STORIA DI TERESA. Il fratello della ragazza uccisa, Stefano Scaccabarozzi, mi contattò dopo che avevo tentato di ricostruire con le inevitabili imprecisioni quel tragico episodio. Venni così a conoscere la triste storia di Teresa, giovane di Olginate che, dopo aver studiato a Lecco dalle suore di via Cairoli, era stata assunta come impiegata contabile alla “Calvasina Marmi”, nota azienda lecchese allora situata in via Bezzecca ed oggi con sede a Valmadrera. Riporto, di seguito, stralci di quanto scrissi tre anni fa per l'allora Diario di Ballabio, dopo aver ricevuto dal fratello le notizie sulla vittima.

DOLCE E GENTILE. "Nella prima settimana del settembre 1944, la giovane, di bell'aspetto, di carattere dolce e gentile, e molto apprezzata anche sul lavoro per le proprie qualità, fu invitata da una amica la cui famiglia era proprietaria dell'albergo Maggio, nella omonima località valsassinese.

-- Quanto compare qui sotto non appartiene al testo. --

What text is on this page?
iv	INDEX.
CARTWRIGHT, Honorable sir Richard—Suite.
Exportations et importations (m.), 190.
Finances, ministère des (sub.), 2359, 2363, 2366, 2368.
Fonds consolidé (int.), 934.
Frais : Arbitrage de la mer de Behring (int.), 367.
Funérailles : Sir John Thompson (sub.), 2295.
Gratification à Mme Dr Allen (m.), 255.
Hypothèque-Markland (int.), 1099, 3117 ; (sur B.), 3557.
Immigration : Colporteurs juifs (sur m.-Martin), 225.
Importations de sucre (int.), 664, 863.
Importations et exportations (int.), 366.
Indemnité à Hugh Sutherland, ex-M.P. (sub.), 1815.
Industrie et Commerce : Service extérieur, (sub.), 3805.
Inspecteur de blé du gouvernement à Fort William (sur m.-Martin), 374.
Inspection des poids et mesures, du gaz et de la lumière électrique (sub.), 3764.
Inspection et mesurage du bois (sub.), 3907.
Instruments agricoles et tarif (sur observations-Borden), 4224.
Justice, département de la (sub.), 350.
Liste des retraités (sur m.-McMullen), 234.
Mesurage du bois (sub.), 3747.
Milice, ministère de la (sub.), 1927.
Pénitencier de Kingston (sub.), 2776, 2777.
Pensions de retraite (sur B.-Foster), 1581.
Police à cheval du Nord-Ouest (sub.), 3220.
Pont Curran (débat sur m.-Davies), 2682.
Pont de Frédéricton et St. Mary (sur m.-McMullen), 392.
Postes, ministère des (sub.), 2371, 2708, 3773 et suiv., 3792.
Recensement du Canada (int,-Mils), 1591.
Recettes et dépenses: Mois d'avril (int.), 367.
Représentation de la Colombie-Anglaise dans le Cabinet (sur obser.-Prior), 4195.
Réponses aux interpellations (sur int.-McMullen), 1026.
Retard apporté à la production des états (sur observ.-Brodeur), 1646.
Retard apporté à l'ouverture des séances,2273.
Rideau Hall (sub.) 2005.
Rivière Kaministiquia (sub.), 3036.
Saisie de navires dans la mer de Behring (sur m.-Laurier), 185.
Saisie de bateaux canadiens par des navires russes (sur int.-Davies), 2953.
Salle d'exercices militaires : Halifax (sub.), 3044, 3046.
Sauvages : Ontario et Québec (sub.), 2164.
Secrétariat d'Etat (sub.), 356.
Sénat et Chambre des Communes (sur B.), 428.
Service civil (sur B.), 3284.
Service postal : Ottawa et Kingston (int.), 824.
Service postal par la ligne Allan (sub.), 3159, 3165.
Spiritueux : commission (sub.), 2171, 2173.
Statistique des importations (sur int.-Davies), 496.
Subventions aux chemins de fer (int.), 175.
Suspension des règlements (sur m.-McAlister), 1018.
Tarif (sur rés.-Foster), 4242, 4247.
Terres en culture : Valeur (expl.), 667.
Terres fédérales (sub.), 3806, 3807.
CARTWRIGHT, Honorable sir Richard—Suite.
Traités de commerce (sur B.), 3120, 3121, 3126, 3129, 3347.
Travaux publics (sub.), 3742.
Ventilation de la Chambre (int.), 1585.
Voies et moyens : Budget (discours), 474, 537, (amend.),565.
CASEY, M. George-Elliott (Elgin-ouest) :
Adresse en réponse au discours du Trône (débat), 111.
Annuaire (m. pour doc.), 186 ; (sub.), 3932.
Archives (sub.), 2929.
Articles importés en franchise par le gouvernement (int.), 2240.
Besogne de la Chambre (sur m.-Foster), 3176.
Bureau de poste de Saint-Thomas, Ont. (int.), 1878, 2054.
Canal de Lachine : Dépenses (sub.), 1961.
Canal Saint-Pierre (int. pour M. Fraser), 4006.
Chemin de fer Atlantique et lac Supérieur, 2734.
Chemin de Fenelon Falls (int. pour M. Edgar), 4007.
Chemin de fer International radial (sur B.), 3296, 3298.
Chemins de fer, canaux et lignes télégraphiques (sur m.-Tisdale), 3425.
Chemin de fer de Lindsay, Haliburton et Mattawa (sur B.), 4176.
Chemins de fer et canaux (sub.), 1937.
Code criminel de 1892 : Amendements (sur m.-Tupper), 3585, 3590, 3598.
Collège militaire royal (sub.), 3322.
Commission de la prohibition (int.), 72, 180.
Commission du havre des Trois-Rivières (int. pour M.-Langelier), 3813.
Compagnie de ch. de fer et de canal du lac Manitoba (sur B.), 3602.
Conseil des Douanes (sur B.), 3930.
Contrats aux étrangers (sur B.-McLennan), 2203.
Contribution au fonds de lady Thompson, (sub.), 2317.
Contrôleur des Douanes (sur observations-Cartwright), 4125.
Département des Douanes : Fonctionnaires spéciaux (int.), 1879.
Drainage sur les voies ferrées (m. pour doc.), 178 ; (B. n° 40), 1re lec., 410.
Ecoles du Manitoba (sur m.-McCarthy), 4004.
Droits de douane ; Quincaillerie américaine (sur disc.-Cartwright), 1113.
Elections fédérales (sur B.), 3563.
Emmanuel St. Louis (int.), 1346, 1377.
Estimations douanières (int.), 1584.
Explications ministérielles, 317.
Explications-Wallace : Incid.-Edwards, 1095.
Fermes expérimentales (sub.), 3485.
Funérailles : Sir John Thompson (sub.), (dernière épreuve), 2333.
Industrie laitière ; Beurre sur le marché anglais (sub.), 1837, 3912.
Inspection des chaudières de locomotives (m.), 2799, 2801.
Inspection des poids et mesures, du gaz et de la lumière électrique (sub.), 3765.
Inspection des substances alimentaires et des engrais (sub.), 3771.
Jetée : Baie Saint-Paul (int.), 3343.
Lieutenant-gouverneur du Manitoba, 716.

Nello stesso albergo alloggiavano la moglie e la bambina del colonnello Gatti, ufficiale fascista, sfollate da Milano" a causa dei bombardamenti anglo-americani sulla popolazione civile. "Quella mattina di lunedì 4 settembre, una splendida giornata di sole, il fato sembrava congiurare contro Teresa Scaccabarozzi. Si era alzata presto, aveva salutato e abbracciato le amiche per mettersi in viaggio alla volta di Lecco e giungere puntuale in ufficio. Ma la corriera che arrivava da Barzio era già piena e le fu impedito di salire".

PASSAGGIO FATALE. Qualcuno informò la giovane che dall'albergo era in partenza un'automobile, diretta a Milano, e che avrebbe potuto chiedere un passaggio. La consorte del colonnello, infatti, doveva tornare in città per una urgenza. "La signora diede volentieri un passaggio alla ragazza, e la vettura con a bordo le due donne e l'autista partì in direzione di Ballabio. A duecento metri dal colle di Balisio, alla curva detta dell'Acqua fredda per la presenza di un ruscello che scende dalla montagna, scattò la trappola partigiana. I guerriglieri crivellarono la vettura a raffiche di mitra: per l'autista e la moglie del colonnello non vi fu scampo, mentre Teresa Scaccabarozzi, colpita alla gola e all'addome, venne trovata agonizzante sul ciglio della strada dai militi della Gnr accorsi dalla vicina caserma di Ballabio".

NEPPURE UNA PAROLA. Teresa, Teresina per i famigliari, morì nell'infermeria del reparto fascista, assistita dal cappellano militare della Guardia nazionale repubblicana. Al sindaco Brivio, intento a illustrare la "memoria" di quel periodo sciagurato, vorrei solo ripetere le parole, cariche di pena, che mi scrisse Stefano Scaccabarozzi: “Mai una parola di compianto è pervenuta dai responsabili di quel delitto”.